Model muxing
Overview
Model muxing (or multiplexing), allows you to configure your AI assistant once and use CodeGate workspaces to switch between LLM providers and models without reconfiguring your development environment. This feature is especially useful when you're working on multiple projects or tasks that require different AI models.
In each of your CodeGate workspaces, you can select the AI provider and model
combinations to use, even dynamically switching the active model based on file
types found in your prompt. Then, configure your AI coding tool to use the
CodeGate muxing endpoint http://localhost:8989/v1/mux
as an OpenAI-compatible
API provider.
To change the model(s) currently in use, simply switch your active CodeGate workspace.
Use cases
- You have a project that requires a specific model for a particular task, but you also need to switch between different models during the course of your work.
- You're working in a monorepo with several different languages/file types and want to dynamically switch to an optimal model as you move between different parts of the codebase.
- You want to experiment with different LLM providers and models without having to reconfigure your AI assistant/agent every time you switch.
- Your AI coding assistant doesn't support a particular provider or model that you want to use. CodeGate's muxing provides an OpenAI-compatible abstraction layer.
- You're working on a sensitive project and want to use a local model, but still have the flexibility to switch to hosted models for other work.
- You want to control your LLM provider spend by using lower-cost models for some tasks that don't require the power of more advanced (and expensive) reasoning models.
Configure muxing
To use muxing with your AI coding assistant, you need to add one or more AI providers to CodeGate, then select the model(s) you want to use on a workspace.

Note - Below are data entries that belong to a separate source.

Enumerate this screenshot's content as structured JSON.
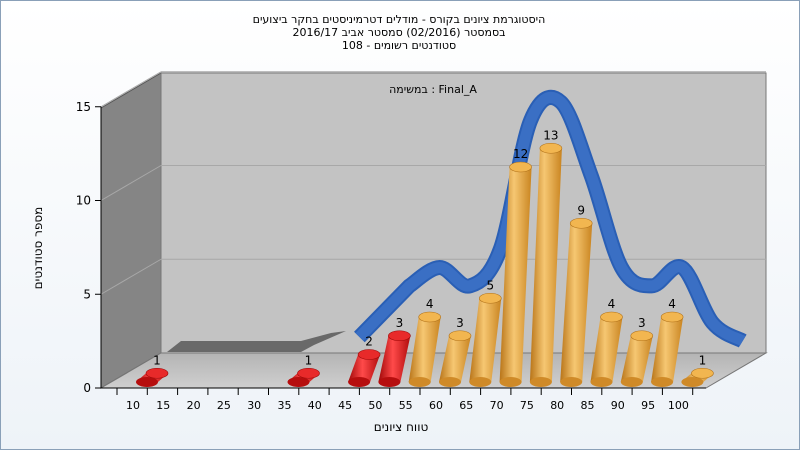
{
  "chart_data": {
    "type": "bar",
    "title_lines": [
      "היסטוגרמת ציונים בקורס - מודלים דטרמיניסטים בחקר ביצועים",
      "בסמסטר  (02/2016)  סמסטר אביב 2016/17",
      "סטודנטים רשומים - 108"
    ],
    "inner_label": "במשימה : Final_A",
    "xlabel": "טווח ציונים",
    "ylabel": "מספר סטודנטים",
    "ylim": [
      0,
      15
    ],
    "yticks": [
      0,
      5,
      10,
      15
    ],
    "categories": [
      "10",
      "15",
      "20",
      "25",
      "30",
      "35",
      "40",
      "45",
      "50",
      "55",
      "60",
      "65",
      "70",
      "75",
      "80",
      "85",
      "90",
      "95",
      "100"
    ],
    "values": [
      1,
      0,
      0,
      0,
      0,
      1,
      0,
      2,
      3,
      4,
      3,
      5,
      12,
      13,
      9,
      4,
      3,
      4,
      1
    ],
    "bar_colors": [
      "red",
      "red",
      "red",
      "red",
      "red",
      "red",
      "red",
      "red",
      "red",
      "orange",
      "orange",
      "orange",
      "orange",
      "orange",
      "orange",
      "orange",
      "orange",
      "orange",
      "orange"
    ],
    "colors": {
      "red": "#dd1111",
      "orange": "#e8a23a",
      "curve": "#3a6fc4",
      "floor": "#c0c0c0",
      "wall_left": "#888888",
      "wall_back": "#c0c0c0"
    },
    "grid": true,
    "legend": "none"
  }
}
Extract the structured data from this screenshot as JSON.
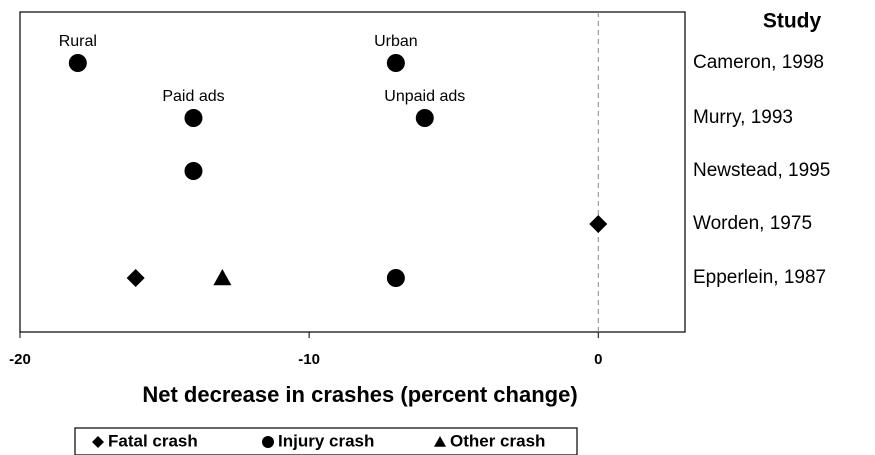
{
  "chart_data": {
    "type": "scatter",
    "y_title": "Study",
    "x_label": "Net decrease in crashes (percent change)",
    "categories": [
      "Cameron, 1998",
      "Murry, 1993",
      "Newstead, 1995",
      "Worden, 1975",
      "Epperlein, 1987"
    ],
    "xlim": [
      -20,
      3
    ],
    "xticks": [
      -20,
      -10,
      0
    ],
    "reference_line": 0,
    "legend": "bottom",
    "series": [
      {
        "name": "Fatal crash",
        "marker": "diamond",
        "color": "#000000",
        "values": [
          0,
          -16
        ],
        "y": [
          "Worden, 1975",
          "Epperlein, 1987"
        ]
      },
      {
        "name": "Injury crash",
        "marker": "circle",
        "color": "#000000",
        "values": [
          -18,
          -7,
          -14,
          -6,
          -14,
          -7
        ],
        "y": [
          "Cameron, 1998",
          "Cameron, 1998",
          "Murry, 1993",
          "Murry, 1993",
          "Newstead, 1995",
          "Epperlein, 1987"
        ],
        "labels": [
          "Rural",
          "Urban",
          "Paid ads",
          "Unpaid ads",
          null,
          null
        ]
      },
      {
        "name": "Other crash",
        "marker": "triangle",
        "color": "#000000",
        "values": [
          -13
        ],
        "y": [
          "Epperlein, 1987"
        ]
      }
    ]
  }
}
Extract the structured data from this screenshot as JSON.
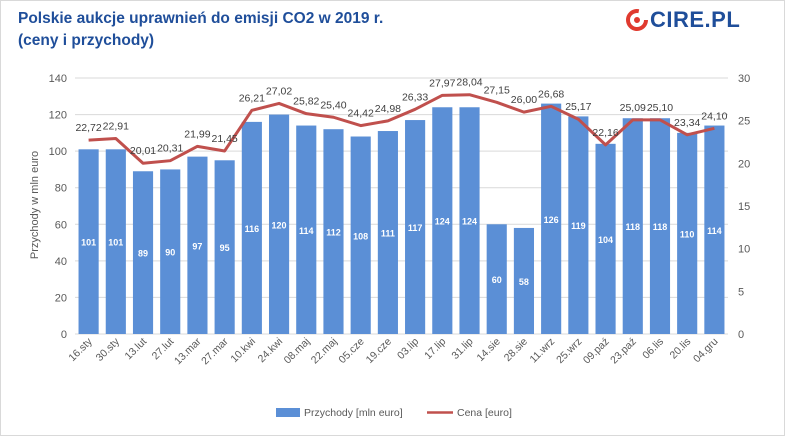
{
  "header": {
    "title_line1": "Polskie aukcje uprawnień do emisji CO2 w 2019 r.",
    "title_line2": "(ceny i przychody)",
    "logo_text": "CIRE.PL"
  },
  "colors": {
    "bar": "#5b8fd6",
    "line": "#c0504d",
    "title": "#1f4e9a",
    "axis_text": "#595959",
    "grid": "#d9d9d9"
  },
  "chart_data": {
    "type": "bar",
    "categories": [
      "16.sty",
      "30.sty",
      "13.lut",
      "27.lut",
      "13.mar",
      "27.mar",
      "10.kwi",
      "24.kwi",
      "08.maj",
      "22.maj",
      "05.cze",
      "19.cze",
      "03.lip",
      "17.lip",
      "31.lip",
      "14.sie",
      "28.sie",
      "11.wrz",
      "25.wrz",
      "09.paź",
      "23.paź",
      "06.lis",
      "20.lis",
      "04.gru"
    ],
    "series": [
      {
        "name": "Przychody [mln euro]",
        "type": "bar",
        "axis": "left",
        "values": [
          101,
          101,
          89,
          90,
          97,
          95,
          116,
          120,
          114,
          112,
          108,
          111,
          117,
          124,
          124,
          60,
          58,
          126,
          119,
          104,
          118,
          118,
          110,
          114
        ],
        "labels": [
          "101",
          "101",
          "89",
          "90",
          "97",
          "95",
          "116",
          "120",
          "114",
          "112",
          "108",
          "111",
          "117",
          "124",
          "124",
          "60",
          "58",
          "126",
          "119",
          "104",
          "118",
          "118",
          "110",
          "114"
        ]
      },
      {
        "name": "Cena [euro]",
        "type": "line",
        "axis": "right",
        "values": [
          22.72,
          22.91,
          20.01,
          20.31,
          21.99,
          21.45,
          26.21,
          27.02,
          25.82,
          25.4,
          24.42,
          24.98,
          26.33,
          27.97,
          28.04,
          27.15,
          26.0,
          26.68,
          25.17,
          22.16,
          25.09,
          25.1,
          23.34,
          24.1
        ],
        "labels": [
          "22,72",
          "22,91",
          "20,01",
          "20,31",
          "21,99",
          "21,45",
          "26,21",
          "27,02",
          "25,82",
          "25,40",
          "24,42",
          "24,98",
          "26,33",
          "27,97",
          "28,04",
          "27,15",
          "26,00",
          "26,68",
          "25,17",
          "22,16",
          "25,09",
          "25,10",
          "23,34",
          "24,10"
        ]
      }
    ],
    "ylabel": "Przychody w mln euro",
    "ylim": [
      0,
      140
    ],
    "y_ticks": [
      "0",
      "20",
      "40",
      "60",
      "80",
      "100",
      "120",
      "140"
    ],
    "y2lim": [
      0,
      30
    ],
    "y2_ticks": [
      "0",
      "5",
      "10",
      "15",
      "20",
      "25",
      "30"
    ],
    "grid": true,
    "legend_position": "bottom"
  }
}
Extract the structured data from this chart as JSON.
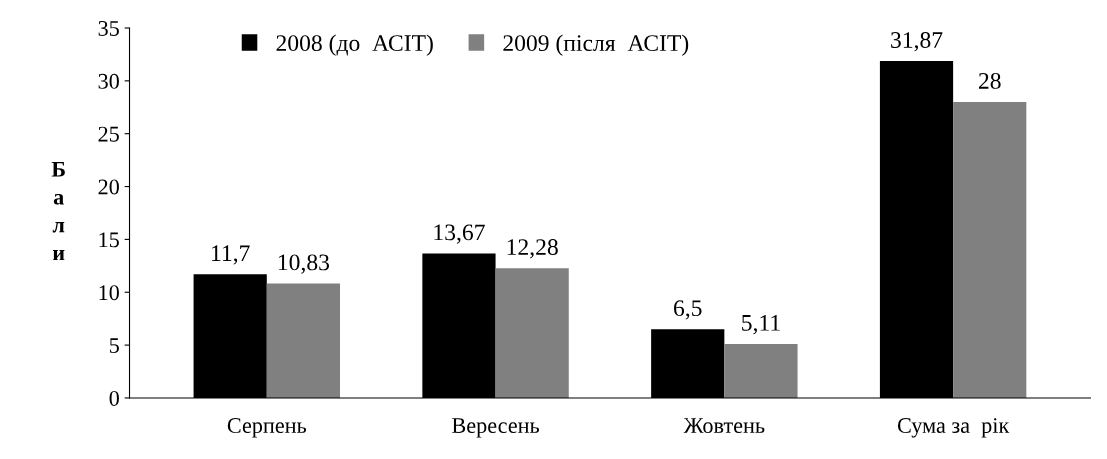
{
  "chart_data": {
    "type": "bar",
    "ylabel": "Бали",
    "categories": [
      "Серпень",
      "Вересень",
      "Жовтень",
      "Сума за  рік"
    ],
    "series": [
      {
        "name": "2008 (до  АСІТ)",
        "color": "#000000",
        "values": [
          11.7,
          13.67,
          6.5,
          31.87
        ],
        "value_labels": [
          "11,7",
          "13,67",
          "6,5",
          "31,87"
        ]
      },
      {
        "name": "2009 (після  АСІТ)",
        "color": "#808080",
        "values": [
          10.83,
          12.28,
          5.11,
          28
        ],
        "value_labels": [
          "10,83",
          "12,28",
          "5,11",
          "28"
        ]
      }
    ],
    "ylim": [
      0,
      35
    ],
    "yticks": [
      0,
      5,
      10,
      15,
      20,
      25,
      30,
      35
    ],
    "grid": false,
    "legend": "top"
  }
}
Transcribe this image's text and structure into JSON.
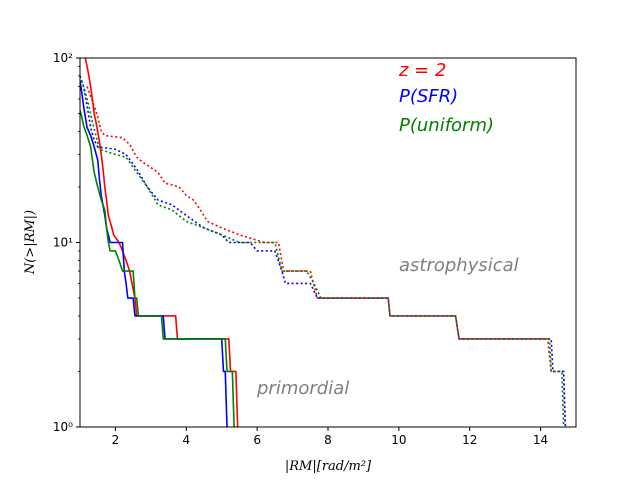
{
  "chart_data": {
    "type": "line",
    "title": "",
    "xlabel": "|RM|[rad/m²]",
    "ylabel": "N(>|RM|)",
    "xlim": [
      1,
      15
    ],
    "ylim": [
      1,
      100
    ],
    "yscale": "log",
    "grid": false,
    "x_ticks": [
      2,
      4,
      6,
      8,
      10,
      12,
      14
    ],
    "x_tick_labels": [
      "2",
      "4",
      "6",
      "8",
      "10",
      "12",
      "14"
    ],
    "y_ticks": [
      1,
      10,
      100
    ],
    "y_tick_labels": [
      "10⁰",
      "10¹",
      "10²"
    ],
    "legend": {
      "position": "top-right",
      "entries": [
        {
          "label": "z = 2",
          "color": "#ff0000"
        },
        {
          "label": "P(SFR)",
          "color": "#0000ff"
        },
        {
          "label": "P(uniform)",
          "color": "#008000"
        }
      ]
    },
    "annotations": [
      {
        "text": "astrophysical",
        "x": 10,
        "y": 7,
        "color": "#808080"
      },
      {
        "text": "primordial",
        "x": 6,
        "y": 1.55,
        "color": "#808080"
      }
    ],
    "series": [
      {
        "name": "z = 2 primordial",
        "color": "#ff0000",
        "style": "solid",
        "points": [
          [
            1.15,
            100
          ],
          [
            1.2,
            90
          ],
          [
            1.25,
            80
          ],
          [
            1.3,
            70
          ],
          [
            1.35,
            60
          ],
          [
            1.4,
            50
          ],
          [
            1.45,
            45
          ],
          [
            1.5,
            40
          ],
          [
            1.55,
            35
          ],
          [
            1.6,
            30
          ],
          [
            1.65,
            25
          ],
          [
            1.7,
            20
          ],
          [
            1.75,
            17
          ],
          [
            1.8,
            14
          ],
          [
            1.85,
            13
          ],
          [
            1.9,
            12
          ],
          [
            1.95,
            11
          ],
          [
            2.1,
            10
          ],
          [
            2.2,
            9
          ],
          [
            2.3,
            8
          ],
          [
            2.4,
            7
          ],
          [
            2.55,
            5
          ],
          [
            2.6,
            4
          ],
          [
            3.7,
            4
          ],
          [
            3.75,
            3
          ],
          [
            5.2,
            3
          ],
          [
            5.25,
            2
          ],
          [
            5.4,
            2
          ],
          [
            5.45,
            1
          ]
        ]
      },
      {
        "name": "P(SFR) primordial",
        "color": "#0000ff",
        "style": "solid",
        "points": [
          [
            1,
            75
          ],
          [
            1.05,
            65
          ],
          [
            1.1,
            55
          ],
          [
            1.15,
            48
          ],
          [
            1.2,
            42
          ],
          [
            1.3,
            38
          ],
          [
            1.4,
            33
          ],
          [
            1.5,
            28
          ],
          [
            1.55,
            22
          ],
          [
            1.6,
            18
          ],
          [
            1.7,
            14
          ],
          [
            1.75,
            12
          ],
          [
            1.8,
            11
          ],
          [
            1.85,
            10
          ],
          [
            2.2,
            10
          ],
          [
            2.25,
            7
          ],
          [
            2.3,
            6
          ],
          [
            2.35,
            5
          ],
          [
            2.5,
            5
          ],
          [
            2.55,
            4
          ],
          [
            3.35,
            4
          ],
          [
            3.4,
            3
          ],
          [
            5.0,
            3
          ],
          [
            5.05,
            2
          ],
          [
            5.1,
            2
          ],
          [
            5.15,
            1
          ]
        ]
      },
      {
        "name": "P(uniform) primordial",
        "color": "#008000",
        "style": "solid",
        "points": [
          [
            1,
            52
          ],
          [
            1.05,
            48
          ],
          [
            1.1,
            43
          ],
          [
            1.2,
            38
          ],
          [
            1.3,
            33
          ],
          [
            1.35,
            28
          ],
          [
            1.4,
            24
          ],
          [
            1.5,
            20
          ],
          [
            1.6,
            17
          ],
          [
            1.7,
            15
          ],
          [
            1.75,
            12
          ],
          [
            1.8,
            10
          ],
          [
            1.85,
            9
          ],
          [
            2.0,
            9
          ],
          [
            2.1,
            8
          ],
          [
            2.2,
            7
          ],
          [
            2.5,
            7
          ],
          [
            2.55,
            5
          ],
          [
            2.6,
            5
          ],
          [
            2.65,
            4
          ],
          [
            3.3,
            4
          ],
          [
            3.35,
            3
          ],
          [
            5.1,
            3
          ],
          [
            5.15,
            2
          ],
          [
            5.3,
            2
          ],
          [
            5.35,
            1
          ]
        ]
      },
      {
        "name": "z = 2 astrophysical",
        "color": "#ff0000",
        "style": "dotted",
        "points": [
          [
            1.2,
            70
          ],
          [
            1.3,
            62
          ],
          [
            1.4,
            55
          ],
          [
            1.5,
            48
          ],
          [
            1.6,
            40
          ],
          [
            1.7,
            38
          ],
          [
            2.2,
            37
          ],
          [
            2.4,
            34
          ],
          [
            2.6,
            29
          ],
          [
            2.8,
            27
          ],
          [
            3.2,
            24
          ],
          [
            3.4,
            21
          ],
          [
            3.8,
            20
          ],
          [
            4.0,
            18
          ],
          [
            4.2,
            17
          ],
          [
            4.4,
            15
          ],
          [
            4.6,
            13
          ],
          [
            5.0,
            12
          ],
          [
            5.5,
            11
          ],
          [
            6.2,
            10
          ],
          [
            6.6,
            10
          ],
          [
            6.75,
            7
          ],
          [
            7.5,
            7
          ],
          [
            7.7,
            5
          ],
          [
            9.7,
            5
          ],
          [
            9.75,
            4
          ],
          [
            11.6,
            4
          ],
          [
            11.7,
            3
          ],
          [
            14.2,
            3
          ],
          [
            14.3,
            2
          ],
          [
            14.65,
            2
          ],
          [
            14.7,
            1
          ]
        ]
      },
      {
        "name": "P(SFR) astrophysical",
        "color": "#0000ff",
        "style": "dotted",
        "points": [
          [
            1,
            80
          ],
          [
            1.1,
            70
          ],
          [
            1.2,
            55
          ],
          [
            1.3,
            42
          ],
          [
            1.4,
            36
          ],
          [
            1.5,
            33
          ],
          [
            2.0,
            32
          ],
          [
            2.3,
            30
          ],
          [
            2.6,
            25
          ],
          [
            2.9,
            20
          ],
          [
            3.2,
            17
          ],
          [
            3.6,
            16
          ],
          [
            4.0,
            14
          ],
          [
            4.5,
            12
          ],
          [
            5.0,
            11
          ],
          [
            5.2,
            10
          ],
          [
            5.8,
            10
          ],
          [
            6.0,
            9
          ],
          [
            6.5,
            9
          ],
          [
            6.7,
            7
          ],
          [
            6.8,
            6
          ],
          [
            7.5,
            6
          ],
          [
            7.7,
            5
          ],
          [
            9.7,
            5
          ],
          [
            9.75,
            4
          ],
          [
            11.6,
            4
          ],
          [
            11.7,
            3
          ],
          [
            14.3,
            3
          ],
          [
            14.35,
            2
          ],
          [
            14.65,
            2
          ],
          [
            14.7,
            1
          ]
        ]
      },
      {
        "name": "P(uniform) astrophysical",
        "color": "#008000",
        "style": "dotted",
        "points": [
          [
            1.05,
            75
          ],
          [
            1.15,
            65
          ],
          [
            1.25,
            55
          ],
          [
            1.35,
            45
          ],
          [
            1.45,
            38
          ],
          [
            1.55,
            32
          ],
          [
            2.0,
            30
          ],
          [
            2.3,
            29
          ],
          [
            2.6,
            24
          ],
          [
            2.9,
            20
          ],
          [
            3.2,
            16
          ],
          [
            3.6,
            15
          ],
          [
            4.0,
            13
          ],
          [
            4.5,
            12
          ],
          [
            5.0,
            11
          ],
          [
            5.5,
            10
          ],
          [
            6.5,
            10
          ],
          [
            6.7,
            7
          ],
          [
            7.4,
            7
          ],
          [
            7.6,
            6
          ],
          [
            7.8,
            5
          ],
          [
            9.7,
            5
          ],
          [
            9.75,
            4
          ],
          [
            11.6,
            4
          ],
          [
            11.7,
            3
          ],
          [
            14.25,
            3
          ],
          [
            14.3,
            2
          ],
          [
            14.6,
            2
          ],
          [
            14.65,
            1
          ]
        ]
      }
    ]
  }
}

CodeGate supports the following LLM providers for muxing:
- Anthropic
- llama.cpp
- LM Studio
- Ollama
- OpenAI (and compatible APIs)
- OpenRouter
- vLLM
Add a provider
- In the CodeGate dashboard, open the Providers page from the Settings menu.
- Click Add Provider.
- Enter a display name for the provider, then select the type from the drop-down list. The default endpoint and authentication type are filled in automatically.
- If you are using a non-default endpoint, update the Endpoint value.
- Optionally, add a Description for the provider.
- If the provider requires authentication, select the API Key authentication option and enter your key.
When you save the settings, CodeGate connects to the provider to retrieve the available models.
For locally-hosted models, you must use http://host.docker.internal
instead of
http://localhost
Configure workspace models
Open the settings of one of your workspaces from the workspace selection menu or the Manage Workspaces screen.
In the Model Muxing section, select the default ("catch-all") model to use with the workspace.
To assign a different model based on filename, click Add Filter. In the
Filter by column, enter a file name or extension string to match. This is a
simple substring match, wildcards are not supported. For example, to match
Python files, enter .py
. Then select the model to use with that file type.
Filter rules are evaluated top-down. CodeGate selects the active model for a request using the first matching rule. If the prompt contains multiple files in context, the first rule that matches any of the files is used. If no filter is matched, the catch-all rule applies.


An example showing several muxing rules for different file types
Breaking down the above example:
- Markdown files (
.md
) use the gpt-4o-mini model from the OpenAI provider. - JavaScript and TypeScript files (
.js
and.ts
, which also matches.jsx
and.tsx
) use anthropic/claude-3.5-sonnet via OpenRouter. - All other requests use Ollama.
- A request containing both a JavaScript and Markdown file will match the
.md
rule first and use OpenAI.
You can validate which provider was used for a given request by checking the conversation summary in the CodeGate dashboard.
Manage existing providers
To edit a provider's settings, click the Manage button next to the provider in the list. For providers that require authentication, you can leave the API key field blank to preserve the current value.
To delete a provider, click the trash icon next to it. If this provider was in use by any workspaces, you will need to update their settings to choose a different provider/model.
Refresh available models
To refresh the list of models available from a provider, in the Providers list, click the Manage button next to the provider to refresh, then save it without making any changes.
Configure your client
Configure the OpenAI-compatible API base URL of your AI coding assistant/agent
to http://localhost:8989/v1/mux
. If your client requires a model name and/or
API key, you can enter any values since CodeGate manages the model selection and
authentication.
For specific instructions, see the integration guide for your client.